New York City. One o’clock in the morning. The best place and the worst place in the world to be hunted. The streets were still warm. Traffic was light. Whole ten second intervals went by with no cars on Madison. There were still people around. Some of them were asleep, in doorways or on benches. Some of them were walking, either purposefully or aimlessly. I took the aimless route. I chose 30th Street and crossed to Park, and then Lex. I was never trained in the art of staying invisible. They picked smaller guys for that. The normal-sized people. They took one look at me and gave up on the whole proposition. They assumed that a guy my size would always be too easy to make. But I get by. I taught myself a few techniques. Some of them are counterintuitive. Night is better than day, because places are lonelier. When places are lonelier, I stand out less, not more. Because when people look for me, they look for a big guy. And size is easier to judge when there are handy comparisons all around. Put me in a crowd of fifty civilians, and I stand out, literally head and shoulders above the rest. On my own, people are less sure. No benchmarks. People are bad at judging height in isolation. We know that from experiments with eye-witness testimony. Stage an incident, ask for first impressions, and the same guy can be described as anywhere between five-eight and six-four. People see, but they don’t look.
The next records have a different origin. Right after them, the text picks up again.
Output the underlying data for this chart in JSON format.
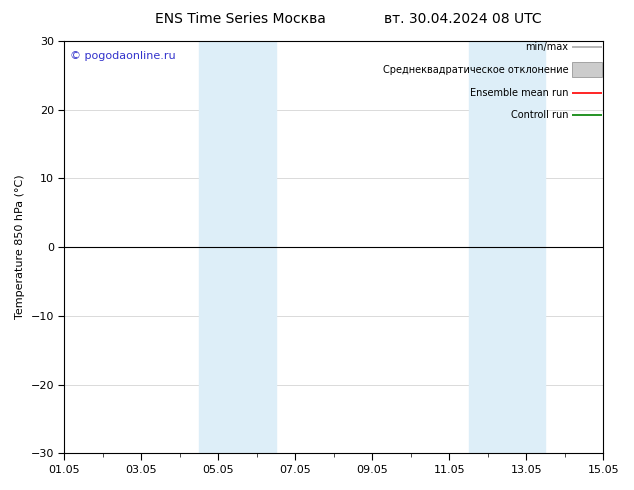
{
  "title_left": "ENS Time Series Москва",
  "title_right": "вт. 30.04.2024 08 UTC",
  "ylabel": "Temperature 850 hPa (°C)",
  "ylim": [
    -30,
    30
  ],
  "yticks": [
    -30,
    -20,
    -10,
    0,
    10,
    20,
    30
  ],
  "xtick_labels": [
    "01.05",
    "03.05",
    "05.05",
    "07.05",
    "09.05",
    "11.05",
    "13.05",
    "15.05"
  ],
  "xtick_positions": [
    0,
    2,
    4,
    6,
    8,
    10,
    12,
    14
  ],
  "shaded_bands": [
    {
      "xstart": 3.5,
      "xend": 5.5,
      "color": "#ddeef8"
    },
    {
      "xstart": 10.5,
      "xend": 12.5,
      "color": "#ddeef8"
    }
  ],
  "hline_y": 0,
  "hline_color": "#000000",
  "watermark": "© pogodaonline.ru",
  "legend_items": [
    {
      "label": "min/max",
      "color": "#aaaaaa",
      "type": "line"
    },
    {
      "label": "Среднеквадратическое отклонение",
      "facecolor": "#cccccc",
      "edgecolor": "#999999",
      "type": "rect"
    },
    {
      "label": "Ensemble mean run",
      "color": "#ff0000",
      "type": "line"
    },
    {
      "label": "Controll run",
      "color": "#008000",
      "type": "line"
    }
  ],
  "background_color": "#ffffff",
  "plot_bg_color": "#ffffff",
  "grid_color": "#cccccc",
  "border_color": "#000000",
  "title_fontsize": 10,
  "ylabel_fontsize": 8,
  "tick_fontsize": 8,
  "legend_fontsize": 7,
  "watermark_fontsize": 8
}
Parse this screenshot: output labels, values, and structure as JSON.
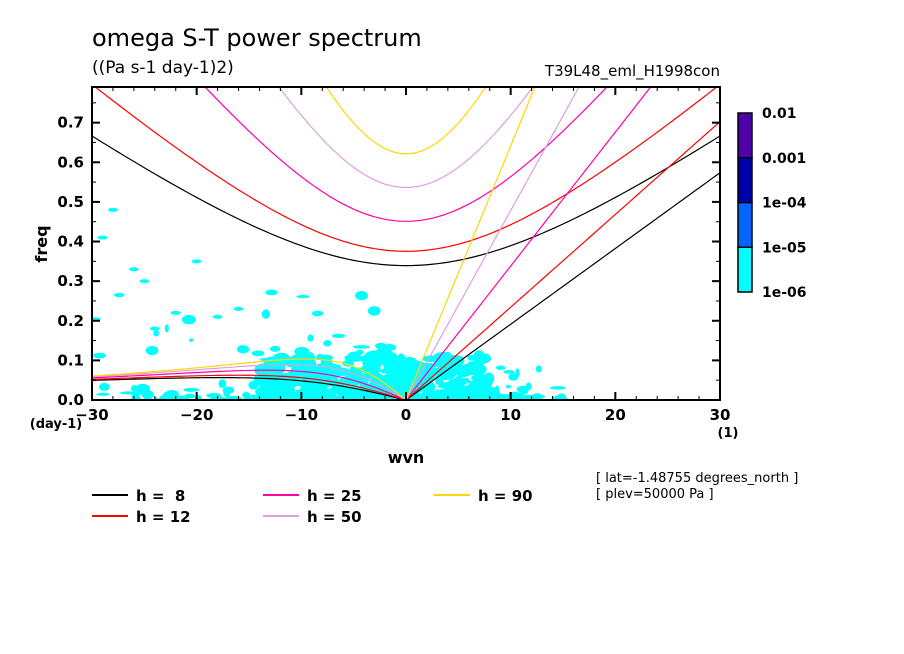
{
  "chart_data": {
    "type": "heatmap",
    "title": "omega S-T power spectrum",
    "subtitle": "((Pa s-1 day-1)2)",
    "run_label": "T39L48_eml_H1998con",
    "xlabel": "wvn",
    "xunit": "(1)",
    "ylabel": "freq",
    "yunit": "(day-1)",
    "xlim": [
      -30,
      30
    ],
    "ylim": [
      0,
      0.79
    ],
    "xticks": [
      -30,
      -20,
      -10,
      0,
      10,
      20,
      30
    ],
    "xtick_labels": [
      "−30",
      "−20",
      "−10",
      "0",
      "10",
      "20",
      "30"
    ],
    "yticks": [
      0.0,
      0.1,
      0.2,
      0.3,
      0.4,
      0.5,
      0.6,
      0.7
    ],
    "ytick_labels": [
      "0.0",
      "0.1",
      "0.2",
      "0.3",
      "0.4",
      "0.5",
      "0.6",
      "0.7"
    ],
    "grid": false,
    "colorbar": {
      "levels": [
        "1e-06",
        "1e-05",
        "1e-04",
        "0.001",
        "0.01"
      ],
      "colors": [
        "#00ffff",
        "#0066ff",
        "#0000aa",
        "#5000a8"
      ],
      "placement": "right"
    },
    "shaded_regions_note": "Power between 1e-06 and 1e-05 (cyan) concentrated at low frequency (<0.15 day-1) near wvn -15..+10, with scattered patches up to 0.48 day-1 on the westward side",
    "dispersion_curves": {
      "kinds": [
        "Kelvin",
        "Rossby n=1",
        "Inertia-gravity n=1"
      ],
      "series": [
        {
          "name": "h =  8",
          "h": 8,
          "color": "#000000"
        },
        {
          "name": "h = 12",
          "h": 12,
          "color": "#ff0000"
        },
        {
          "name": "h = 25",
          "h": 25,
          "color": "#ff00aa"
        },
        {
          "name": "h = 50",
          "h": 50,
          "color": "#dda0dd"
        },
        {
          "name": "h = 90",
          "h": 90,
          "color": "#ffd700"
        }
      ]
    },
    "legend": {
      "placement": "bottom",
      "items": [
        {
          "label": "h =  8",
          "color": "#000000"
        },
        {
          "label": "h = 12",
          "color": "#ff0000"
        },
        {
          "label": "h = 25",
          "color": "#ff00aa"
        },
        {
          "label": "h = 50",
          "color": "#dda0dd"
        },
        {
          "label": "h = 90",
          "color": "#ffd700"
        }
      ]
    },
    "annotations": [
      "[ lat=-1.48755 degrees_north ]",
      "[ plev=50000 Pa ]"
    ]
  }
}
Except for people trained to look.
I paid a lot of attention to cars. No way to find an individual in New York City except by cruising the streets. The place is just too big for any alternative method. The NYPD’s blue and white cruisers were easy to spot. Their light bars made a distinctive silhouette even far in the distance. Every time I saw one coming I paused in the nearest doorway and laid myself down. Just another homeless guy. Unconvincing in winter, because I didn’t have a mound of old blankets over me. But the weather was still hot. The real homeless people were still in T-shirts.
Unmarked cop cars were harder to make. Their front-end silhouettes were the same as everything else’s, which was the point. But domestic politics and law enforcement budgets restrict choice to a specific handful of makes and models. And most individual vehicles are characteristically neglected. They’re dirty, they sag, they wallow.
Except for unmarked federal cars. Same makes, same models, but often new and clean and waxed and polished. Easy enough to spot, but not easy to distinguish from certain car service rides. Limousine companies use some of the same makes and models. Crown Vics, and their Mercury equivalents. And livery drivers keep their cars clean. I spent some time horizontal in doorways only to see T&LC plates flash past. Taxi and Limousine Commission. Which frustrated me, until I remembered Theresa Lee’s comment about the NYPD’s counterterrorism squad cruising around in fake cabs. After that I erred on the side of caution.
I figured Lila Hoth’s crew would have rentals. Hertz, Avis, Enterprise, or whoever else was new on the scene. Again, a fairly specific handful of makes and models, mostly domestic pieces-of-shit, but new and clean and well maintained. I saw plenty of vehicles that fit the bill, and plenty that didn’t. I took all reasonable precautions to stay out of law enforcement’s way, and I made all reasonable efforts to let Lila Hoth’s people see me. The late hour helped. It simplified things. It categorized the population. Innocent bystanders were mostly home in bed.
I walked for half an hour, but nothing happened.
Until one thirty in the morning.
Until I looped around to 22nd and Broadway.